Impacts of Investment: Transit

Funding levels between 2002 and 2004 have been sufficient to maintain conditions. The investment estimated by the "Maintain Conditions" scenario assumes that an average condition of 3.6 will be reached in 2024, compared with an average condition of 3.9 in 2004. To reach an average condition of 3.9 in 2024 would require the maintain conditions investment estimate to include replacement expenditures for some assets not needing replacement over the 2003 to 2024 period.

If the amount spent on capital investment is 10 percent lower than the amount estimated to be needed to maintain conditions in urban areas ($8.89 billion annually instead of $9.88 billion annually), the average condition of transit assets is estimated to fall from 3.6 in 2004 to 3.5 in 2024. If this amount is lowered by 30 percent to $6.92 billion annually, average asset conditions are estimated to fall to 3.4 in 2024.

Effect of Capital Spending Constraints on Transit Conditions
 2004 ConditionPercent of Recommended Rehabilitation and Replacement Expenditures to Maintain Conditions
Asset Type 100%90%80%70%
Guideway Elements4.4 4.1 4.0 4.0 3.9
Facilities3.6 3.2 2.9 2.9 2.9
Systems3.9 3.7 3.7 3.5 3.4
Stations3.4 3.1 3.1 3.1 3.1
Vehicles3.4 3.4 3.3 3.3 3.1
All Assets3.9 3.6 3.5 3.5 3.4
Replacement Expenditure Scenarios 1$9.88$8.89$7.91$6.92
1 Excludes rural vehicles and facilities.

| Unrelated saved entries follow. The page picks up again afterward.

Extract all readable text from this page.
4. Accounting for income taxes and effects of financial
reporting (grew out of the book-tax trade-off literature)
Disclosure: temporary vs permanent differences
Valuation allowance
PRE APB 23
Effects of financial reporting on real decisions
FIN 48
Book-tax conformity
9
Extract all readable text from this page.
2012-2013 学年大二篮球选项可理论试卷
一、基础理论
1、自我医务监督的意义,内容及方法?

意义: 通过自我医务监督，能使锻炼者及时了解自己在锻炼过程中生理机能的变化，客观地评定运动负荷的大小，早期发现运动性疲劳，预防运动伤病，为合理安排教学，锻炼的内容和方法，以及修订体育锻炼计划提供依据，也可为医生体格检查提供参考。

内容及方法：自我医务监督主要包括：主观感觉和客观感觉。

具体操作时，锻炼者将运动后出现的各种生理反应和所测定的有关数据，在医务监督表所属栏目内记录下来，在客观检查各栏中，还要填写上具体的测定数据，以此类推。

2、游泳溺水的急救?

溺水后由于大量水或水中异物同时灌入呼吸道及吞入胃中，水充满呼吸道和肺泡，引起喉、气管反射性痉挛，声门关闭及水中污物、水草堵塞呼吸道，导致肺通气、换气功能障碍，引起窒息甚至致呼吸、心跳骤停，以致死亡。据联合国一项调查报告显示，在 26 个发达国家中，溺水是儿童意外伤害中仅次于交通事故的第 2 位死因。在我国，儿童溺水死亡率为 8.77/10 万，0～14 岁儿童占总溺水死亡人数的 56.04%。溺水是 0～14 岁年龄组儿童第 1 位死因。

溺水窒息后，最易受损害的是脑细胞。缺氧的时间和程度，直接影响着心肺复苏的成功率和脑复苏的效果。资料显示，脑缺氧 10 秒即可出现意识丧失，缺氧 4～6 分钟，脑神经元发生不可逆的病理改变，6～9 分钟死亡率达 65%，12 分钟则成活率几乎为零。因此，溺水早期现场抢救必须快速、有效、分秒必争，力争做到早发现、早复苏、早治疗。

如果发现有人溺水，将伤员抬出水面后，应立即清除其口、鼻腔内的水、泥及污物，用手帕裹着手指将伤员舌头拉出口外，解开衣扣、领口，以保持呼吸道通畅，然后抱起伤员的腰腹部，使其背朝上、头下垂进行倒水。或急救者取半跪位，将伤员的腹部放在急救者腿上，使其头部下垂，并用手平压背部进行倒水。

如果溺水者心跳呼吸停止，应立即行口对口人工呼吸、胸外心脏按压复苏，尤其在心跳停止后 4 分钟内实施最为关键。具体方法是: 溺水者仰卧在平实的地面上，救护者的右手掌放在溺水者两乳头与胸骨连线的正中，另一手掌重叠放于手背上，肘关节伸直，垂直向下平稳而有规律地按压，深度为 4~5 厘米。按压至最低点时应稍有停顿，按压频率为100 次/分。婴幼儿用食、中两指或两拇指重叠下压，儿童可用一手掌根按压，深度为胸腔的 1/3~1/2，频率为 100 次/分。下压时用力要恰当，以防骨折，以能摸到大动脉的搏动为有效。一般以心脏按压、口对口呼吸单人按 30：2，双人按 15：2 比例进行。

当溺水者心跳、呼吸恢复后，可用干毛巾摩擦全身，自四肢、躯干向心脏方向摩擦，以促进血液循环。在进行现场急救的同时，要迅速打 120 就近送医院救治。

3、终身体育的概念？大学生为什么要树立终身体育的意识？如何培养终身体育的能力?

Funding levels between 2002 and 2004 have also been sufficient to maintain performance as measured by passenger travel time and vehicle occupancy. TERM estimates that for urban areas $5.2 billion annually will be needed to maintain current performance if PMT increases annually at the projected rate of 1.57 percent, or about 850 million new passengers per year.

TERM considers, in its benefit-cost analysis, the effect of capital investment on transit user costs and the effect of change in these costs on transit ridership. Transit user costs are composed of two components: the out-of-pocket transit fare cost and the time spent making the trip or "travel-time cost." Travel-time savings are realized by adding or expanding an existing rail or BRT service or by adding vehicles to reduce crowding. Out-of-pocket savings occur when passengers switch from automobiles to transit.

TERM estimates that $5.2 billion annually is required to improve transit performance in urban areas, $2.01 billion annually for asset expansion in new rail or BRT service to increase speed, and $3.16 billion annually for asset expansion in new vehicles to reduce occupancy levels. The average ridership estimated to result from increasing speed is 22.9 million passengers annually; the average annual ridership estimated to result from decreasing occupancy levels is 51.6 million passengers annually.